Wilderness, Again

Image: Joshua Tree National Monument, an American wilderness. (nightowl/pixabay)

The book of Numbers is known in Hebrew as Bamidbar.

The word bamidbar means “in the wilderness.” It is in the first verse of the first chapter of Numbers:

And the Eternal spoke unto Moses in the wilderness of Sinai, in the tent of meeting, on the first day of the second month, in the second year after they were come out of the land of Egypt, saying: – Numbers 1:1

Midbar is a key word in the Jewish view of the world. We spent 40 years in the wilderness of Sinai.

Notice that the verse specifies a particular wilderness, the wilderness of Sinai. It implies to us that there are other midbarim, other wildernesses, as well.

Midbar is a place with no security and few signposts. Midbar is a place where our imaginations can get the best of us. Midbar is a place where many wild animals live, but few human beings. Midbar both draws us and repels us.

The midbar in the photo above is not midbar Sinai, but the Joshua Tree National Park – you could call it midbar Joshua, I suppose. As you can see, it is a brutal landscape, full of rocks and spiny plants. And yet it is also a place of great fascination and a deep beauty. When I felt overwhelmed by my studies in rabbinical school, I would drive out to Joshua Tree and spend Shabbat sitting on a rock, soaking up the midbar.  If I sat quietly, I would see many of its denizens: birds, snakes, lizards, and bugs.

I remember joking to someone that it wasn’t all that different from Los Angeles: full of strange creatures, hot in the summer and dry nearly all the time, except when it rained, which was always a disaster.

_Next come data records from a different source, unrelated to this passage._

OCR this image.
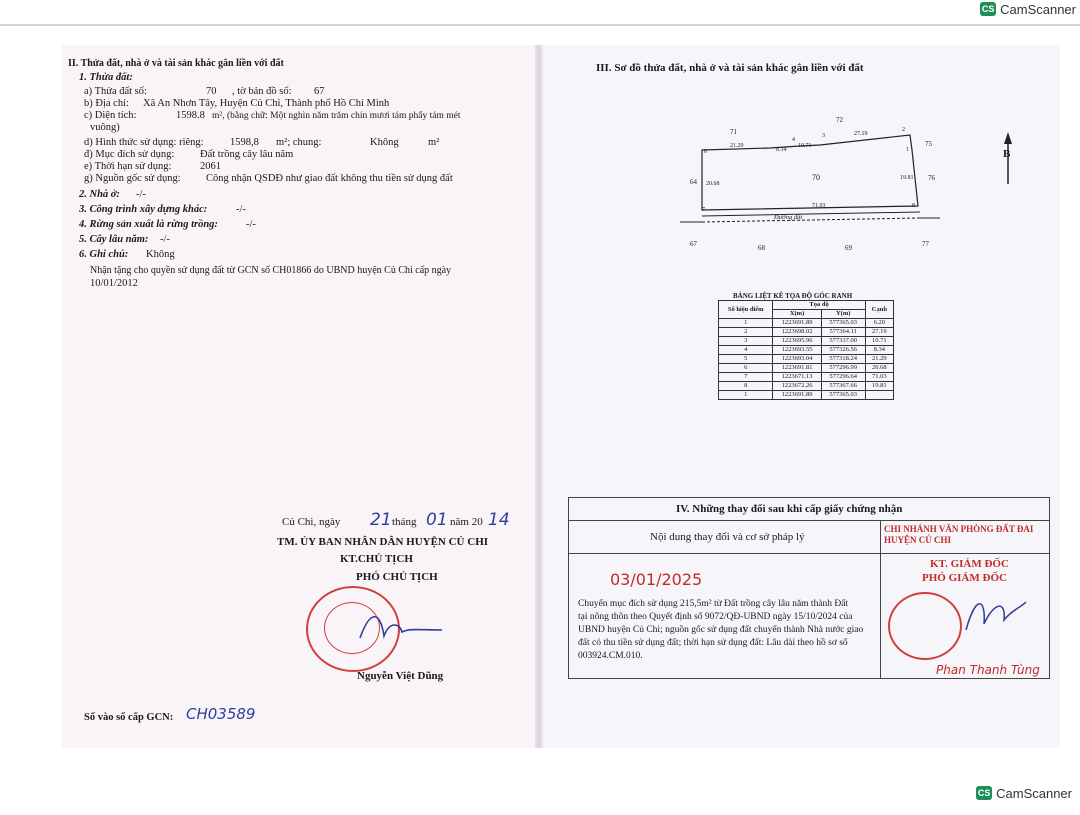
CS CamScanner
II. Thửa đất, nhà ở và tài sản khác gắn liền với đất
1. Thửa đất:
a) Thửa đất số:	70 , tờ bản đồ số: 67
b) Địa chỉ: Xã An Nhơn Tây, Huyện Củ Chi, Thành phố Hồ Chí Minh
c) Diện tích:	1598.8 m², (bằng chữ: Một nghìn năm trăm chín mươi tám phẩy tám mét
vuông)
d) Hình thức sử dụng: riêng:	1598,8 m²; chung:	Không	m²
đ) Mục đích sử dụng: Đất trồng cây lâu năm
e) Thời hạn sử dụng:	2061
g) Nguồn gốc sử dụng: Công nhận QSDĐ như giao đất không thu tiền sử dụng đất
2. Nhà ở: -/-
3. Công trình xây dựng khác:	-/-
4. Rừng sản xuất là rừng trồng:	-/-
5. Cây lâu năm: -/-
6. Ghi chú: Không
Nhận tặng cho quyền sử dụng đất từ GCN số CH01866 do UBND huyện Củ Chi cấp ngày
10/01/2012
Củ Chi, ngày 21 tháng 01 năm 20 14
TM. ỦY BAN NHÂN DÂN HUYỆN CỦ CHI
KT.CHỦ TỊCH
PHÓ CHỦ TỊCH
Nguyễn Việt Dũng
Số vào sổ cấp GCN: CH03589
III. Sơ đồ thửa đất, nhà ở và tài sản khác gắn liền với đất
B
70
71
72
75
76
64
67	68	69	77
Đường đất
21.29
8.34
10.71
27.19
20.68
19.81
71.03
6
4
3
2
1
8
7
BẢNG LIỆT KÊ TỌA ĐỘ GÓC RANH
Số hiệu điểm	Tọa độ		Cạnh
	X(m)	Y(m)	
1	1223691.89	577365.03	6.20
2	1223698.02	577364.11	27.19
3	1223695.96	577337.00	10.71
4	1223693.55	577326.56	8.34
5	1223693.04	577318.24	21.29
6	1223691.81	577296.99	20.68
7	1223671.13	577296.64	71.03
8	1223672.26	577367.66	19.81
1	1223691.89	577365.03	
IV. Những thay đổi sau khi cấp giấy chứng nhận
Nội dung thay đổi và cơ sở pháp lý
CHI NHÁNH VĂN PHÒNG ĐẤT ĐAI HUYỆN CỦ CHI
03/01/2025
Chuyển mục đích sử dụng 215,5m² từ Đất trồng cây lâu năm thành Đất
tại nông thôn theo Quyết định số 9072/QĐ-UBND ngày 15/10/2024 của
UBND huyện Củ Chi; nguồn gốc sử dụng đất chuyển thành Nhà nước giao
đất có thu tiền sử dụng đất; thời hạn sử dụng đất: Lâu dài theo hồ sơ số
003924.CM.010.
KT. GIÁM ĐỐC
PHÓ GIÁM ĐỐC
Phan Thanh Tùng
CS CamScanner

As Jews know, sometimes the world is a midbar, a place of no guarantees. We may think that we’ve put our bit of it in order, but then a storm comes and – midbar! We may think our family safe and secure, then there’s an accident or illness and – midbar! We may assure ourselves of an outcome and then something else happens – midbar! We may reassure ourselves that racism, or anti-Semitism, or lawlessness is something somewhere else, and then – midbar!

We are living in midbar times right now, times when things we once took for granted seem no longer assured.  Perhaps it is time to recognize that those things are never assured, that we can never take them for granted.

What tools do we have? We have what we have always had: Torah and mitzvot.

Even when it seems that everything has changed, nothing really changes. We are still traversing the midbar, bearing the tablets in our arms.